A 23-year Harvard and Columbia University study was recently published shedding new light on the long-term impacts of teachers with both high and low value-added estimates. Researchers Chetty, Friedman, and Rockoff tracked math and reading assessment data on over 2.5 million students from 1989-2009. They then incorporated 90% of these students’ tax records from 1996-2010 to analyze the long-term outcomes highlighted below. For anyone interested in the return on investment for a high value-added (VA) teacher, you now have it expressed in student outcomes and life opportunities:
|“Being assigned to a higher VA teacher in a single grade raises a student’s probability of attending college significantly,” through age 25. At age 20, it is relative to a mean of 37.8%. (pg. 36-37 of the report) Additionally, “there is a highly significant relationship between the quality of colleges students attend and the quality of teachers they had in grades 4-8.”|
|“Being assigned to a higher value-added teacher has a clear, statistically significant impact on earnings.” (Pg. 39) Replacing a poor teacher with an average one would raise a single classroom’s lifetime earnings by about $267,000, the economists estimate. (pg. 48) Additionally, “increases in teacher VA raise earnings even in subgroups that are relatively unlikely to attend college, suggesting that better teaching has direct returns in the labor market independent of its effects on college attendance.” (pg. 40)|
|Having a 1 SD increase in teacher VA raises neighborhood quality by 0.063 percentage points (0.5% of the mean), measured by the percent of college graduates living in that neighborhood. “The impact on neighborhood quality more than doubles at age 28, consistent with the growing earning impacts documented above.” (pg. 42)|
|Having a 1 SD higher VA teacher in a single year from grades 4-8 reduces the probability of a teen birth by roughly 1.25%. (pg. 41)|
|Mixed results were consistent with the college attendance and earnings findings: “In schools with low college attendance rates, students who have high VA teachers, find better jobs by age 25 and are more likely to start saving in 401(k)’s. In schools with high college attendance rates, students with high VA teachers are more likely to be in college at age 25 and thus may not obtain a job in which they begin saving for retirement until they are older.” (pg. 42)|
Critics of value-added analysis say that it places too much focus on standardized testing, since assessment data is used as an input for the models. A concern is that this will motivate “teaching to the test” and lead to a narrowing of the curriculum.

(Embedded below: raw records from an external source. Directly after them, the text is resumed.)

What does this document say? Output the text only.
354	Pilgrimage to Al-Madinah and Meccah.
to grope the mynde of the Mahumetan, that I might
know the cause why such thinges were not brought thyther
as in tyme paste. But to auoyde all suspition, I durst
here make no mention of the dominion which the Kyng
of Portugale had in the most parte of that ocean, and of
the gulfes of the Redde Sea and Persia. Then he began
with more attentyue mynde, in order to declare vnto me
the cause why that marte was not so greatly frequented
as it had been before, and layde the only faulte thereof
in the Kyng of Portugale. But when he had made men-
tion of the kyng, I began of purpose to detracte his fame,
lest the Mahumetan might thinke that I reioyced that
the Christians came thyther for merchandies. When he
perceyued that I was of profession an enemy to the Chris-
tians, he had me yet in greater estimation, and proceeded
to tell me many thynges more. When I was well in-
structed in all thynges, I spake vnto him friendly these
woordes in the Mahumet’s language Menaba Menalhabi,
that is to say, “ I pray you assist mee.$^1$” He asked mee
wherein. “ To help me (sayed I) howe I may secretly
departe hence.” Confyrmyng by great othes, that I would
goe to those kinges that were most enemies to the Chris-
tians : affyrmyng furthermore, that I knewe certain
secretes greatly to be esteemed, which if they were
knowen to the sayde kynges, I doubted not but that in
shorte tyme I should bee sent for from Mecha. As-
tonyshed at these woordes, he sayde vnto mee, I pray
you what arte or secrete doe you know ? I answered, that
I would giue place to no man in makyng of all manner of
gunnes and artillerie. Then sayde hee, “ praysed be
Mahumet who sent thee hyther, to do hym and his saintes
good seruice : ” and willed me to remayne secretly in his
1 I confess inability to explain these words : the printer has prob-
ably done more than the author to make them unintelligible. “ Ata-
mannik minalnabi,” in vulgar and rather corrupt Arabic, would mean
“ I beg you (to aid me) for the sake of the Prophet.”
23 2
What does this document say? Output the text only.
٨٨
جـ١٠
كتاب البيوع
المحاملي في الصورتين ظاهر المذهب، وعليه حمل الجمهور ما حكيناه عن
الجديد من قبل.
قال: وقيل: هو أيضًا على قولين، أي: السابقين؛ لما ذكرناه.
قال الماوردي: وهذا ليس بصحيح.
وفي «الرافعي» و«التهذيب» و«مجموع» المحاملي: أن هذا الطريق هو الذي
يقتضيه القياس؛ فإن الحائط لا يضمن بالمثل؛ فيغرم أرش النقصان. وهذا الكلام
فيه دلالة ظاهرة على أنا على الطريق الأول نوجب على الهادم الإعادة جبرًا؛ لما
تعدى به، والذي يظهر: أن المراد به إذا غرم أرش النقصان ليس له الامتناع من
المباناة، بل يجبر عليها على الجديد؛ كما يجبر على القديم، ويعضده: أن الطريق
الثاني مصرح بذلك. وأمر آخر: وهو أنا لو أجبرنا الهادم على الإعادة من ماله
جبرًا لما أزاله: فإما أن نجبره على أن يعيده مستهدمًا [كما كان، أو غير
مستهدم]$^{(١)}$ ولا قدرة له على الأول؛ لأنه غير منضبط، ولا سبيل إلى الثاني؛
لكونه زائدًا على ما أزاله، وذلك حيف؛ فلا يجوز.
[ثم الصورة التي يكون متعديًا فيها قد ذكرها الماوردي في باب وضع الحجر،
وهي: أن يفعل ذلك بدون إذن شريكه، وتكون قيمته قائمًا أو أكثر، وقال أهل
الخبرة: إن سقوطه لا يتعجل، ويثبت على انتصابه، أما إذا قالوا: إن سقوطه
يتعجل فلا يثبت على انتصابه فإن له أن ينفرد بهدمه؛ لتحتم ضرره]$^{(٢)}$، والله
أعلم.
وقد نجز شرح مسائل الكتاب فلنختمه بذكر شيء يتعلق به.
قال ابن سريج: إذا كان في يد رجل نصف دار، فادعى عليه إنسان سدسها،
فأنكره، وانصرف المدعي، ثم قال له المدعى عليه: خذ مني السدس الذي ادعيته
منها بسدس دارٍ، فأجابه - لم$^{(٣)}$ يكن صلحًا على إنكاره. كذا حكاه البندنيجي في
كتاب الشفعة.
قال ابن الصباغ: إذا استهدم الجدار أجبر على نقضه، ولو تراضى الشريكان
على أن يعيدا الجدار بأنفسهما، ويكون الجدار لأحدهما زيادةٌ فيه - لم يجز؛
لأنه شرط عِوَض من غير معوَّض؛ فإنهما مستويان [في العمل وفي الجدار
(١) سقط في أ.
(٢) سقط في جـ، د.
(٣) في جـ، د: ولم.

First, we need to define what “teaching to the test” really means. If it means teaching to all of the standards and objectives in the curriculum, which reflect what we want students to learn in preparation for a final exam that measures their proficiency and readiness to move on to the next academic level, then in my book that is simply called “teaching.” If it means a majority of instructional time is spent on “drill and kill” review sessions for the final exam, then that is cause for concern due to the reduction of engagement, inquiry-based, or project-based learning.
Second, this argument highlights a misconception of the way value-added analysis works. In reality, while teaching to the test might have a positive impact on student achievement, it might actually have a negative impact on value-added estimates, which measure progress. (See my October blog to better understand the difference between measuring achievement and progress.)
In value-added analysis, all students count, regardless of their achievement level. By teaching a narrowed curriculum, very low achieving as well as very high achieving students will have limited opportunities to make appropriate academic growth. In essence, the teacher or school is less likely to be highly effective from a value-added perspective.
The above mentioned research study gives me the feeling that the high value-added teachers did much more than “teach to the test” to yield the magnitude of positive outcomes described. You don’t reduce teenage pregnancy while increasing college attendance, earnings, and retirement savings with your students by merely “drilling and killing” with test review. Those teachers most likely engaged their students to create inquisitive lifelong learners, and incorporated college and career exploration into their discussions and assignments.
I think that a great follow-up study would be to interview those high VA teachers to find common instructional practices that contributed to their success. In the meantime, at least we have some empirical evidence showing the importance of measuring teaching effectiveness with value-added analysis. It can help all teachers improve and contribute to similar outcomes and opportunities for their students.